2. Assume you are the new Marketing head of HUL. Will the present value proposition, positioning and marketing strategy for Wheel hold good for the next 5 years? If not, suggest changes you would initiate. In either case give reasons for your answer.
No, I feel the current marketing strategy was too Nirma (or any other competitor) centric. It does not take into cognizance of a threat of a new entrant, who incidentally could use the same marketing strategy to upstage Wheel. Although, one can say that the market is saturated, it does not rule out the presence of a bigger fish to target the half a billion plus market. An example of this is the presence and increasing popularity of Proctor & Gamble’s ‘Tide’ a low cost product with prices comparable to Wheel. Tide is incidentally the most popular detergent brand in the world, with one out of every four detergents bought being Tide.
Tide, which was launched in India in 2000, is comparatively a very new entrant compared to Wheel (1987) and Nirma (1969) and yet is able to effectively take a chunk of the market-share in India. It has innovatively made a new advertisement where a Tide packet whooshes across a seemingly white cloth, making it visibly brighter. It has even targeted the weakness of Wheel, that being presence of a particular detergent smell; used it against Wheel (and even surf) and made fragrant detergent (Tide Jasmine). The changes that I as a marketing head can initiate:
i. As a part of a multi-billion dollar company, I would strive for innovation to constantly find a Unique Selling Proposition (USP). Even though the product is not high-end, high sales volume would cover my expenses. ii. Tell the production guys to bring out a cheaper washing machine variant of Wheel, as now-a-days even some lower-middle income households tend to have at least a semi-automatic washing machine. iii. Do constant research on the competitor to find their strengths and weaknesses using all means (Public domain, private domain, company spies, etc.) iv. Have an aggressive marketing strategy, using all means to reach out to the household customer.
Blowback as a result of aggressive marketing will be less because Wheel is a quality product. v. Motivate the dealers to stock my products and sign a contract with him/her on stock loyalty for a certain period of time.

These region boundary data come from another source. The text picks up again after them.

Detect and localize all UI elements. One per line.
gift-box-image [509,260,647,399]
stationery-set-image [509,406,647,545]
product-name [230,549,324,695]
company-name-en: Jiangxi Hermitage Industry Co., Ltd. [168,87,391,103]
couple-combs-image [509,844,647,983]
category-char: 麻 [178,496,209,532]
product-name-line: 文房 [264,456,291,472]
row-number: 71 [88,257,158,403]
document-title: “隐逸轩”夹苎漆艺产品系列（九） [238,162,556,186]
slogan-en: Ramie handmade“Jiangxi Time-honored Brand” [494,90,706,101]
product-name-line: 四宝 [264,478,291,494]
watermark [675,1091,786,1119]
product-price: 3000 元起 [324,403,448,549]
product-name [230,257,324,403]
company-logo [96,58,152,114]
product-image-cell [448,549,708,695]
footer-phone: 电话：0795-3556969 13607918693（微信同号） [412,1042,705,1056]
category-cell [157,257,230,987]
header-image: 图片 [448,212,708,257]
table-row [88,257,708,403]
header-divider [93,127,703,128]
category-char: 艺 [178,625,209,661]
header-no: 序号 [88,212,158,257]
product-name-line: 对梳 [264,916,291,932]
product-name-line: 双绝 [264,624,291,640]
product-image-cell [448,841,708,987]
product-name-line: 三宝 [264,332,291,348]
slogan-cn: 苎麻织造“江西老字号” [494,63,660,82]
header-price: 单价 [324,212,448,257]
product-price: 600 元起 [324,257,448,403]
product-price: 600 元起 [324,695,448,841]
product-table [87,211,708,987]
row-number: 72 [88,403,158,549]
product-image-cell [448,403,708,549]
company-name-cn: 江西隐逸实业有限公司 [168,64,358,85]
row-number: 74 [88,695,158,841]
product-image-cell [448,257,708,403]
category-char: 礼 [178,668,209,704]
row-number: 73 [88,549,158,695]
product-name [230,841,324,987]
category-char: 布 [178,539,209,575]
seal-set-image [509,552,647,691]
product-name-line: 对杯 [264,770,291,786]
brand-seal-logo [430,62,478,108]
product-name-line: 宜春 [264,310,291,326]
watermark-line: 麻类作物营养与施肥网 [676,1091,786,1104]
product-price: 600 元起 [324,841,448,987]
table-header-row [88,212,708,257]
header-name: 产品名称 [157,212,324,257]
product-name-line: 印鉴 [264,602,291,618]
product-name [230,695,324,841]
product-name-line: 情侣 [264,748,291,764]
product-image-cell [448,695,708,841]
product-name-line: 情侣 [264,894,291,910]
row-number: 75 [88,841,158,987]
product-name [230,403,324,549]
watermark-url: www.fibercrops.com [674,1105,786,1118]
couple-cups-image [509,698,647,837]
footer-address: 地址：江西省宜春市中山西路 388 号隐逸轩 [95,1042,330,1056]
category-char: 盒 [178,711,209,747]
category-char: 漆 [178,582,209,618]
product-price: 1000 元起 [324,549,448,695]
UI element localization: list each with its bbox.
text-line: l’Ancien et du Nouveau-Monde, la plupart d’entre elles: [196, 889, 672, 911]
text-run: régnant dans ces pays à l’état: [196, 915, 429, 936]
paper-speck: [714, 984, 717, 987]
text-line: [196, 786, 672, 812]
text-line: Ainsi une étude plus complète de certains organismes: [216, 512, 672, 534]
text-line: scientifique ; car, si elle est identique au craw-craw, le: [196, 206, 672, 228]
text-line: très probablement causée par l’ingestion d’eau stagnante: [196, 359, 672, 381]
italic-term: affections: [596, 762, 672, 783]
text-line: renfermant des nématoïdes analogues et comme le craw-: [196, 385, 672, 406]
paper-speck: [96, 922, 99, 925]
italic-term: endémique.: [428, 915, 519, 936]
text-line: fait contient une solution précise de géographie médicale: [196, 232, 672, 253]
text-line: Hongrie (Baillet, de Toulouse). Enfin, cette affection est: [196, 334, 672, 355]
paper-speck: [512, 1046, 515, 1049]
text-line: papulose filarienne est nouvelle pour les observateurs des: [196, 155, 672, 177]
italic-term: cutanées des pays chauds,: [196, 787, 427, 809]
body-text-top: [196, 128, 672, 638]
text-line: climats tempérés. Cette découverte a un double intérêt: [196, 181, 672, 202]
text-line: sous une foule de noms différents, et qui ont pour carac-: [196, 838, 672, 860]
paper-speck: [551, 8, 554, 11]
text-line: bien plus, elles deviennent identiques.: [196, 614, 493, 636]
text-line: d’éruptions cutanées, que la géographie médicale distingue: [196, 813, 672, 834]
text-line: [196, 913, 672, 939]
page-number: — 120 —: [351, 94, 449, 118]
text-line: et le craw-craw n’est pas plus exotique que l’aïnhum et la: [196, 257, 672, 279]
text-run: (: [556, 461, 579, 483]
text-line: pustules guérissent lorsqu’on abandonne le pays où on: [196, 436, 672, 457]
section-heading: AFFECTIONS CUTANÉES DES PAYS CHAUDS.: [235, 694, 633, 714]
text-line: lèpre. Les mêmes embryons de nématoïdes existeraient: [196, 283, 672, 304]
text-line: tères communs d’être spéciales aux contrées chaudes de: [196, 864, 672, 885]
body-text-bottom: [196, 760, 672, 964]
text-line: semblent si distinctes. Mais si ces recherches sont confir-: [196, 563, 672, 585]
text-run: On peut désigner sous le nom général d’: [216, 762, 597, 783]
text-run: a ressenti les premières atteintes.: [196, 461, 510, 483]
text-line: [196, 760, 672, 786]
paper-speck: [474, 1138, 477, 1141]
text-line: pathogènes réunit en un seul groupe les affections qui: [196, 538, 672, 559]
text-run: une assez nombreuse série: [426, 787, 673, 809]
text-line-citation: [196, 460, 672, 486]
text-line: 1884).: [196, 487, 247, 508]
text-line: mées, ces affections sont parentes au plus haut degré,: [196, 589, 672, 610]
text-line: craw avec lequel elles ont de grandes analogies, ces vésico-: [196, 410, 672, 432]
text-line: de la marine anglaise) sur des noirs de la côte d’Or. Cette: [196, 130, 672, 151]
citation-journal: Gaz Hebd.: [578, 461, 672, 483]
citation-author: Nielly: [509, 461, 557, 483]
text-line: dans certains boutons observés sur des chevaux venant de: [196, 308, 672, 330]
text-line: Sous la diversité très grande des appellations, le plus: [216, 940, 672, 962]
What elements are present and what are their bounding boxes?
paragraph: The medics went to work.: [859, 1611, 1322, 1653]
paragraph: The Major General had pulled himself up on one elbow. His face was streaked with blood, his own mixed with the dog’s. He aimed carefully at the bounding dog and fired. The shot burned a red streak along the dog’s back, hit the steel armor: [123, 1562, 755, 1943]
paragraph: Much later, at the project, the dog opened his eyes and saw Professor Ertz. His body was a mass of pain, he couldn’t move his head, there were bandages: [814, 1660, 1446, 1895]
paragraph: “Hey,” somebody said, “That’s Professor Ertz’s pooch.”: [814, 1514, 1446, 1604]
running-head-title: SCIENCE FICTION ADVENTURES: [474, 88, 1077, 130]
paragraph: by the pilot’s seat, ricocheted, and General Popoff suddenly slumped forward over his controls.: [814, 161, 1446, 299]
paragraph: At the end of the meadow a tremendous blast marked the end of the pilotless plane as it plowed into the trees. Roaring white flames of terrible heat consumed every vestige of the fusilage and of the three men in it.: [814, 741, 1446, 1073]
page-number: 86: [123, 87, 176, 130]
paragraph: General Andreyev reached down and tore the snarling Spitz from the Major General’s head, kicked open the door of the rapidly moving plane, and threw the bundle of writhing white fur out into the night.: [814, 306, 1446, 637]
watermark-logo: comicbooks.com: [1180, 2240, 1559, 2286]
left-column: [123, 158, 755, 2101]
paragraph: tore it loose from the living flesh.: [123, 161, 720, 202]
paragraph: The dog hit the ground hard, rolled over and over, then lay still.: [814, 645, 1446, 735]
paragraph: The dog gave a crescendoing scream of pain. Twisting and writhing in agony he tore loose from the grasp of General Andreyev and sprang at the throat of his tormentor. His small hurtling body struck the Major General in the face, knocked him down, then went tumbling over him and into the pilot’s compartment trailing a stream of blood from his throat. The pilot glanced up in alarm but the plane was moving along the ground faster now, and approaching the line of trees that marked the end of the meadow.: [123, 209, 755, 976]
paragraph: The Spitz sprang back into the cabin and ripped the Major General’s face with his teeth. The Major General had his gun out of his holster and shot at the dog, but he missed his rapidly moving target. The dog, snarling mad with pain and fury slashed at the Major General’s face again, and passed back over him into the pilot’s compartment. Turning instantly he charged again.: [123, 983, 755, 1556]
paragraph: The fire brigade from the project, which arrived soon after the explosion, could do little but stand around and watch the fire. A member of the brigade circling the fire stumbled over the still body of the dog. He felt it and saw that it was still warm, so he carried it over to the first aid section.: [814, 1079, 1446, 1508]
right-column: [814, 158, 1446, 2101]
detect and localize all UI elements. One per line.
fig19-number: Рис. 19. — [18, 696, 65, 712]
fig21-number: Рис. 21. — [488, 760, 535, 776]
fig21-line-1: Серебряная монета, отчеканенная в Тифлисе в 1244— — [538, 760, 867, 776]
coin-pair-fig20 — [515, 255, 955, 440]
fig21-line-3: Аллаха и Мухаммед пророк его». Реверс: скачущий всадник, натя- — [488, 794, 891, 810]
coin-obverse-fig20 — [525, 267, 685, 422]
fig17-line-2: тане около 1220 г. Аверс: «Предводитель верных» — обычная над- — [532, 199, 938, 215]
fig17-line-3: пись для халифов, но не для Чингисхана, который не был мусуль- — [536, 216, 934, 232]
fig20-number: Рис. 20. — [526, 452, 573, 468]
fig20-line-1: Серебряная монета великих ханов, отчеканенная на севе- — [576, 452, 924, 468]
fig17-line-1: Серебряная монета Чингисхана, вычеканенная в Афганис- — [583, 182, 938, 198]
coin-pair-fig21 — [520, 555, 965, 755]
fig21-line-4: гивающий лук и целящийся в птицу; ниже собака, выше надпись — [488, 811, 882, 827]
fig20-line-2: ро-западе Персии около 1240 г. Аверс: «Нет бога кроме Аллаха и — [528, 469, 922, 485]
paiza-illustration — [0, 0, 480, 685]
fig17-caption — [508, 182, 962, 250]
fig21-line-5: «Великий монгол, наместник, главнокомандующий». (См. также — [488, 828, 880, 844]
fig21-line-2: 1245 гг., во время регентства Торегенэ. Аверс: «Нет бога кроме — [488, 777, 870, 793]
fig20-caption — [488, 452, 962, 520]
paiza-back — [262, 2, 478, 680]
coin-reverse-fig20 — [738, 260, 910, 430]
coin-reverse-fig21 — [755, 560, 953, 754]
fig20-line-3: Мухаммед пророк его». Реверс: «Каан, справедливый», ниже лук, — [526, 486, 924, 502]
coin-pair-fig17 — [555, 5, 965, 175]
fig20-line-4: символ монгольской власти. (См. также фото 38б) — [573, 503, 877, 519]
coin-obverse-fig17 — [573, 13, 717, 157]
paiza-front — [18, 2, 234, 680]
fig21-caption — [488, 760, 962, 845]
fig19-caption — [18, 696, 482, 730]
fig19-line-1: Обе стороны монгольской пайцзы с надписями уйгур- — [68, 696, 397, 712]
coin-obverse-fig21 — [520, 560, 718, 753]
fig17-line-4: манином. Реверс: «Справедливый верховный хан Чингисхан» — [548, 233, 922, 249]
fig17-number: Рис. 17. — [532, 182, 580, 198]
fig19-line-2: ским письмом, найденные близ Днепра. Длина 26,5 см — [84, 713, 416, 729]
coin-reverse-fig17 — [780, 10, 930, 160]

Recognize the best dealer and facilitate him/her. vi. Bring out more and more variations of the product, so that the product will not be stagnant in the market. vii. Target the rural markets; bolster the supply and distribution systems to handle sales in the remotest cornet of India.
Thus constant market changes and new players emerging in the market have become major threat to the advantage gained by possessing Nirma’s market-share before. Changes should be made annually, if not quarterly, and one cannot have the same proposition, positioning and marketing strategy fixed for a period of five years.